El amanecer los encontró en silencio, frente a las puertas del castillo, el aire olía a hierro y lluvia. El cielo aún estaba cubierto de un gris espeso, como si el mundo se negara a verlos partir.

Ragnar sujetaba las riendas de su caballo negro, el mismo que había montado en la guerra.
Callisto llevaba un abrigo largo de tela verde oscuro, con el símbolo de Gaia bordado en la espalda, no intercambiaron palabras, el silencio era un acuerdo tácito: nada de lo que dijeran haría el viaje más fácil.

A su alrededor, los soldados de Occidia los observaban con mezcla de respeto y miedo, algunos murmuraban oraciones; otros, simplemente evitaban mirar a la princesa de Gaia, la extranjera que había traído fuego a su templo.

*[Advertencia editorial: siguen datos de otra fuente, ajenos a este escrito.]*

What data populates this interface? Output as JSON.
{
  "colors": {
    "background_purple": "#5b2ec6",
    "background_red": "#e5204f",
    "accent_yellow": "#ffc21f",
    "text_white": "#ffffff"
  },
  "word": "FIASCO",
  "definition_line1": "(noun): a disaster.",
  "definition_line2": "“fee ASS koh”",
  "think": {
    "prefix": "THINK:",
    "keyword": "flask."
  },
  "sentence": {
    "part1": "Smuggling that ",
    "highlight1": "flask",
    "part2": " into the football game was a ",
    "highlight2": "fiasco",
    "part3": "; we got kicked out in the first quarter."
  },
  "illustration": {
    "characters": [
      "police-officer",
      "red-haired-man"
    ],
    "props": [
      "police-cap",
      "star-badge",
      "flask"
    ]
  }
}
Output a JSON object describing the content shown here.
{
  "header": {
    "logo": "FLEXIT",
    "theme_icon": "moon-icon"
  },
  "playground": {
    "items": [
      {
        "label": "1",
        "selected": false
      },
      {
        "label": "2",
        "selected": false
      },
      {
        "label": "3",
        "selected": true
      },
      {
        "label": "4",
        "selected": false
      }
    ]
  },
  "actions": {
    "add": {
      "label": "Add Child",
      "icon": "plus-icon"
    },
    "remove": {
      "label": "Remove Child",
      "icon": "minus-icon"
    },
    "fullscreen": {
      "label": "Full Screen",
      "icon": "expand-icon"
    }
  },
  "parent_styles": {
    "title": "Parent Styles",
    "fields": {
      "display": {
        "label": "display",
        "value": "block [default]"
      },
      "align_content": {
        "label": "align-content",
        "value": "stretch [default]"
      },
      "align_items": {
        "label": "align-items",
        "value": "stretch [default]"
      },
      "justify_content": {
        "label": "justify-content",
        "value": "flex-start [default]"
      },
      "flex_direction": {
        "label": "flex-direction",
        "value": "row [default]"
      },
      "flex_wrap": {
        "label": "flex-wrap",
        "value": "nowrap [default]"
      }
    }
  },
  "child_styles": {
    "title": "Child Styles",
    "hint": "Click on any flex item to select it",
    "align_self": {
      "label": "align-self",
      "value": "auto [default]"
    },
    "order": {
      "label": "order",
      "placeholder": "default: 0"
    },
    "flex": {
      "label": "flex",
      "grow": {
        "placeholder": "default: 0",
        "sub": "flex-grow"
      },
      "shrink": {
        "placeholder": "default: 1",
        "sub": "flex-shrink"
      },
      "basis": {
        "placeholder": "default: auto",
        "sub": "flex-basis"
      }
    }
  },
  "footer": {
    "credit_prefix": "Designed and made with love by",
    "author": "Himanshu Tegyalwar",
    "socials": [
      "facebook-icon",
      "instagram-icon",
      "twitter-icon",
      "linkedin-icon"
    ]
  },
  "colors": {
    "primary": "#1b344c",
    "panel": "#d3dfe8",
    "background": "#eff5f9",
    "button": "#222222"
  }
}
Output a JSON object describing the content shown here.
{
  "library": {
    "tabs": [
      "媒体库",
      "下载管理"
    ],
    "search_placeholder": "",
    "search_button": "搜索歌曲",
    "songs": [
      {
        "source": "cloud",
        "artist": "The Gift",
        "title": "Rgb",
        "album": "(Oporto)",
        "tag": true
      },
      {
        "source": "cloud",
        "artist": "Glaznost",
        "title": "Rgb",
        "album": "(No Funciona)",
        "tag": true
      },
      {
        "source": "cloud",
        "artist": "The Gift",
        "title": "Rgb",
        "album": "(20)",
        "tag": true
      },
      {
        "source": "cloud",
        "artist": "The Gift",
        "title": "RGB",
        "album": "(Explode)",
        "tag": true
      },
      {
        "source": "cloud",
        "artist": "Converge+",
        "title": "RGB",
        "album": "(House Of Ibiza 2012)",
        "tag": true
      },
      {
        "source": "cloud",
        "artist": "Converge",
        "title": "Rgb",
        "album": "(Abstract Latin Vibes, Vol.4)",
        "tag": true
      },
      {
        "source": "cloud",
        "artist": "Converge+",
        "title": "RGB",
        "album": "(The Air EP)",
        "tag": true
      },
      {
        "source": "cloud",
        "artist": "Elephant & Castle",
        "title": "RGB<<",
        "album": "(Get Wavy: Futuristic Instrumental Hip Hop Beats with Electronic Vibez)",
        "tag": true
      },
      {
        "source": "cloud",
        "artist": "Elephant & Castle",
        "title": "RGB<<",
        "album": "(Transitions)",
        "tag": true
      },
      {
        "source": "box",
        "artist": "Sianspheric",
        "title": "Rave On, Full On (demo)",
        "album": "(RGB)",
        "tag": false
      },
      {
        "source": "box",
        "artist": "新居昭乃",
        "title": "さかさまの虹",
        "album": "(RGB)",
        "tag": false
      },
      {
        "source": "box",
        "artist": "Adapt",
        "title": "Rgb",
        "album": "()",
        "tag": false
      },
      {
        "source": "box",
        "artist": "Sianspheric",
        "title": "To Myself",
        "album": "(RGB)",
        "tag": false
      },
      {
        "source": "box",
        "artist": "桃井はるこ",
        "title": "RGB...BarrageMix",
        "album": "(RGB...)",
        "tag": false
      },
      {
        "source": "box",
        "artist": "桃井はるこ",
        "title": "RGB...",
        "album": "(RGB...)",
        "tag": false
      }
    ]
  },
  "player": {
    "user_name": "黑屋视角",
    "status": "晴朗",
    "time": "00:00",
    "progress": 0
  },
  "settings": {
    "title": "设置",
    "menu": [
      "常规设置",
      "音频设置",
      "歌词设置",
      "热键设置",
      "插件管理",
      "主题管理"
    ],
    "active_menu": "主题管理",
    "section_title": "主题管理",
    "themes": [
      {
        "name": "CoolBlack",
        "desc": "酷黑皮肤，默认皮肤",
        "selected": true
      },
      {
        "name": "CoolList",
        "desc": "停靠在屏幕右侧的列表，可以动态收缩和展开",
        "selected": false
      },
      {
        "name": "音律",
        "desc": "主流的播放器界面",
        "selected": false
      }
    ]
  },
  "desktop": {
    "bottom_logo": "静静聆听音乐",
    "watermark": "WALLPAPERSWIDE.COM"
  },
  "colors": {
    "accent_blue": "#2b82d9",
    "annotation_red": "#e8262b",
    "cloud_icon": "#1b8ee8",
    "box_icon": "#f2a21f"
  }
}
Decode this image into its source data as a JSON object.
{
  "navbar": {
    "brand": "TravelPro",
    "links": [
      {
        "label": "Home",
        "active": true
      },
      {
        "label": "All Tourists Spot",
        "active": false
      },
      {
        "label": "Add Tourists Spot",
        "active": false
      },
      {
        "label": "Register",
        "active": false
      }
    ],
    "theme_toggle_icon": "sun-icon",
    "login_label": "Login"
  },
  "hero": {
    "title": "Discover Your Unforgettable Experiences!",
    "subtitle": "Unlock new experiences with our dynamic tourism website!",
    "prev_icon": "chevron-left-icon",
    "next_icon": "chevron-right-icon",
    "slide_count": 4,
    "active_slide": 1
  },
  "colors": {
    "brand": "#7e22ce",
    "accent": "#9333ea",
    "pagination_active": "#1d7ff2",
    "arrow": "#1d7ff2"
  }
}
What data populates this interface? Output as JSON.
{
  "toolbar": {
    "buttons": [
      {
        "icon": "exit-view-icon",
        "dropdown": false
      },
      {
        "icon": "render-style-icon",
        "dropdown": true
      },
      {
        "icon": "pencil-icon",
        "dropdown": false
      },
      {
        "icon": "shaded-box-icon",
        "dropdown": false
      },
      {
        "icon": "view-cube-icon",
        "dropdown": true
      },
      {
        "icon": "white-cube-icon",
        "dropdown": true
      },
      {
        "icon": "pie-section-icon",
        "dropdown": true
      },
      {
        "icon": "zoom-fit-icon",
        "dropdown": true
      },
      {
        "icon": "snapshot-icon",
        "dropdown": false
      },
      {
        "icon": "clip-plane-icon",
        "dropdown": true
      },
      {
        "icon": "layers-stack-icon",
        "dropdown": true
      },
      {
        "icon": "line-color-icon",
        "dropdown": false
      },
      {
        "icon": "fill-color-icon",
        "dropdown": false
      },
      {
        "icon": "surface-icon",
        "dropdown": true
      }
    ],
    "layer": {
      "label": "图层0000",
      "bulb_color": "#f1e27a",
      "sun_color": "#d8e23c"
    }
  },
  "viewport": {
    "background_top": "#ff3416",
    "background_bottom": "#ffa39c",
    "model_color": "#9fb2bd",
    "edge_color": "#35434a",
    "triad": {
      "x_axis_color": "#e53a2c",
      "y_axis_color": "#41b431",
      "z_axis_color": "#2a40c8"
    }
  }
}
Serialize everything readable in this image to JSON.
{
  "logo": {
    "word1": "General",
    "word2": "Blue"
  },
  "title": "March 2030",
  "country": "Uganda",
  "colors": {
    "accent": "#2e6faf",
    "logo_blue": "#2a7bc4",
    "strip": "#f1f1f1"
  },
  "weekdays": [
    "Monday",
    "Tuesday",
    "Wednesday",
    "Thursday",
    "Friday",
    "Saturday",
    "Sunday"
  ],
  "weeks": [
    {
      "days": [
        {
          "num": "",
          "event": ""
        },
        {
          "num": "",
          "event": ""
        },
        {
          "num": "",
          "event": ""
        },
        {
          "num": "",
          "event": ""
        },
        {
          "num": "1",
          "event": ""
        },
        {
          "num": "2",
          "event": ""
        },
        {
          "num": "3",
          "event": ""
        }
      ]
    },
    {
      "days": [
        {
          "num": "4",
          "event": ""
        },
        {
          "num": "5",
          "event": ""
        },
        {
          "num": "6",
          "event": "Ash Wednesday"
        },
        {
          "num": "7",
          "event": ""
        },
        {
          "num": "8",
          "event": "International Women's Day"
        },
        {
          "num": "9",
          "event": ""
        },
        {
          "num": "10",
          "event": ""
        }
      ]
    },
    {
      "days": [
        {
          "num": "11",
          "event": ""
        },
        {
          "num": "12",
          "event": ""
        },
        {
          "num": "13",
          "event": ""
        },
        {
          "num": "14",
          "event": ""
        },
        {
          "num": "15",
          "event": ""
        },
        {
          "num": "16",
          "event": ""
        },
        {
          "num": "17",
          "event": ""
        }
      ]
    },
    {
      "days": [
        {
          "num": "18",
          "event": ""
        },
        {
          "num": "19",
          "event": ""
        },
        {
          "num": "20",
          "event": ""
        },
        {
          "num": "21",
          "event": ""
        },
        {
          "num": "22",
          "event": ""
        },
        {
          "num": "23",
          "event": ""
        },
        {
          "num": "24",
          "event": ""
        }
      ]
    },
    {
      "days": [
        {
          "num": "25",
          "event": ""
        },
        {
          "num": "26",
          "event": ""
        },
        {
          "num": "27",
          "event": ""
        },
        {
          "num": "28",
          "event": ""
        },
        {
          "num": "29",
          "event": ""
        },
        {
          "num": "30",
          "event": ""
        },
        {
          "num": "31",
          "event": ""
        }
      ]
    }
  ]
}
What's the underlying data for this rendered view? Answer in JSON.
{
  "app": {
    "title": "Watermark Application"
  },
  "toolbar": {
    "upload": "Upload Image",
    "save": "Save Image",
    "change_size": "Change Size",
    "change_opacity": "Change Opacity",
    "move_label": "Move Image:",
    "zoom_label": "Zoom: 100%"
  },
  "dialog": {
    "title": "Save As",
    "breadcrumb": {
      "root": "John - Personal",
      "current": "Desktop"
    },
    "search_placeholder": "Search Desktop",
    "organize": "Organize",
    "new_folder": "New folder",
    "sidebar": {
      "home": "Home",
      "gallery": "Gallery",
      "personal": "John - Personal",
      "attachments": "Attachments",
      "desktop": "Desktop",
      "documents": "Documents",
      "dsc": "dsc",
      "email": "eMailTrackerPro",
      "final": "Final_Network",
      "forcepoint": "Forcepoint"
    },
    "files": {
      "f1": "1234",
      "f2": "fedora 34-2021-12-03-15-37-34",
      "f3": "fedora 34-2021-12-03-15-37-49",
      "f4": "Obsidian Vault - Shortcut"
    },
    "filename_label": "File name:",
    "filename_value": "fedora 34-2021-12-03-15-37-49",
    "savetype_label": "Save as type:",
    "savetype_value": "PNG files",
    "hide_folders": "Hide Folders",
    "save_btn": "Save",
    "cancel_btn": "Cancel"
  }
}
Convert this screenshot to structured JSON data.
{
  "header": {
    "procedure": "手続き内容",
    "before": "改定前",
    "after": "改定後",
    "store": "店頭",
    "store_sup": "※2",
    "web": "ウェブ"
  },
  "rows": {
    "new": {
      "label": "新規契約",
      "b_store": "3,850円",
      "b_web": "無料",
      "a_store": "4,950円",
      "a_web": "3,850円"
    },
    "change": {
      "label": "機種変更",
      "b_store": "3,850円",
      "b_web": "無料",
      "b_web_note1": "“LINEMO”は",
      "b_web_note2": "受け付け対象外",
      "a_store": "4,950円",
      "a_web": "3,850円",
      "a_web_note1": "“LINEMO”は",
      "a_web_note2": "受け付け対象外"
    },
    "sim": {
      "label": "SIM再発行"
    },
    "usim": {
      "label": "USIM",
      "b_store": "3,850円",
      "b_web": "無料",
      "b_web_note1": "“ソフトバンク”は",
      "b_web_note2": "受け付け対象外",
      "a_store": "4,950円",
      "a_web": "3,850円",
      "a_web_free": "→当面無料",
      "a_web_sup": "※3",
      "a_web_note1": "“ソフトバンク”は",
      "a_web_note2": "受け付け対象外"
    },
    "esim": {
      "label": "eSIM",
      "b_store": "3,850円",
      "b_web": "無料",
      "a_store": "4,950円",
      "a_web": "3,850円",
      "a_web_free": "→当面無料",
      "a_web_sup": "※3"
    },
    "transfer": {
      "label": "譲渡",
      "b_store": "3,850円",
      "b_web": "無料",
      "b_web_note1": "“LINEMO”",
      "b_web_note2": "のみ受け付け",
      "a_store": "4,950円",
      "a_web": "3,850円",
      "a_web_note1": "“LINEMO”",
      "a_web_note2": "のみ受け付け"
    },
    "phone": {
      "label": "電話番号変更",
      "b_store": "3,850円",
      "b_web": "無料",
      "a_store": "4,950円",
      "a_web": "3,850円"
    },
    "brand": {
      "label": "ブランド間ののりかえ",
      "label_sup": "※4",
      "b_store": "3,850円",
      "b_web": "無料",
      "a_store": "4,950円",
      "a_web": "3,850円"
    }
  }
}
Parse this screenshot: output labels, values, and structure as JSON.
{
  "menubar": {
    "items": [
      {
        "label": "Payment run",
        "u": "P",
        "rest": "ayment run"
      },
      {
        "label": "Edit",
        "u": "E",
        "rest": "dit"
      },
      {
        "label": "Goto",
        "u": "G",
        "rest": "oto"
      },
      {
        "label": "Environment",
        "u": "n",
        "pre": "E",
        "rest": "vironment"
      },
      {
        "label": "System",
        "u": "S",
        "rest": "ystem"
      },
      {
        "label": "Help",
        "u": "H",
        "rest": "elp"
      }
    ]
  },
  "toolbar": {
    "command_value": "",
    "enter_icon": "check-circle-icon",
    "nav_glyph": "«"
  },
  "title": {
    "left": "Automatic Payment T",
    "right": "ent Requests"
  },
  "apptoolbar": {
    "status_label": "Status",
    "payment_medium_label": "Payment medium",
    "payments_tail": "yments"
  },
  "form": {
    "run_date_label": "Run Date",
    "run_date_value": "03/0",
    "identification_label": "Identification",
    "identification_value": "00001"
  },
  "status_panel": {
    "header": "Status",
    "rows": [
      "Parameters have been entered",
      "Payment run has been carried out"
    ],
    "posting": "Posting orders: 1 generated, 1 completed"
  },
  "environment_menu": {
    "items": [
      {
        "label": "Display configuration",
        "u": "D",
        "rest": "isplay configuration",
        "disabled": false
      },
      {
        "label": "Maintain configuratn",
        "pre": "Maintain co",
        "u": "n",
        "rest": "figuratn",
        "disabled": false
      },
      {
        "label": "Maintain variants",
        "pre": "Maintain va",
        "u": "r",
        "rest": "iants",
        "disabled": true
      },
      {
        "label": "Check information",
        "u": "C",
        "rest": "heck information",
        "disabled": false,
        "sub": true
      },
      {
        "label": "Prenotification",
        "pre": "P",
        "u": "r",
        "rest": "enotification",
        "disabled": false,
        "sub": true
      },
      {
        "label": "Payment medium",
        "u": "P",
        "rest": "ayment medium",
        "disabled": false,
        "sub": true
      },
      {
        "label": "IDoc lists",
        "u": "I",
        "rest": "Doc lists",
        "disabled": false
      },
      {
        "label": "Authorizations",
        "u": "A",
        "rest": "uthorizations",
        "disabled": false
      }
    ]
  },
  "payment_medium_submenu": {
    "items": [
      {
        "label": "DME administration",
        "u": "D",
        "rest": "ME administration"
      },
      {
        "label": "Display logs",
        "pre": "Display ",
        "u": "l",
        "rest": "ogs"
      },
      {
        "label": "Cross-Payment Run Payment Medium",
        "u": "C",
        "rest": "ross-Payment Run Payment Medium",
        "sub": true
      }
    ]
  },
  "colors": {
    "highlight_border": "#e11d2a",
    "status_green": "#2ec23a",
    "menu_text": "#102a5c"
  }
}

El consejero real se acercó a Ragnar, inclinándose levemente.

—¿Está seguro, mi rey? Las montañas del norte están inestables. Los informes hablan de grietas nuevas, de hierro creciendo entre las piedras.

Ragnar lo miró con frialdad.

—No es el hierro lo que me preocupa. Son los hombres que lo temen.

El consejero asintió en silencio, Callisto subió a su caballo sin mirar atrás, cuando Ragnar hizo lo mismo, las puertas del castillo se abrieron con un gemido antiguo. El sonido de los metales chocando contra la piedra resonó como una despedida.

El camino hacia Gaia atravesaba valles que alguna vez habían sido fértiles, ahora, el suelo estaba cubierto de una fina capa de polvo plateado: residuos del hierro que se extendía bajo la tierra.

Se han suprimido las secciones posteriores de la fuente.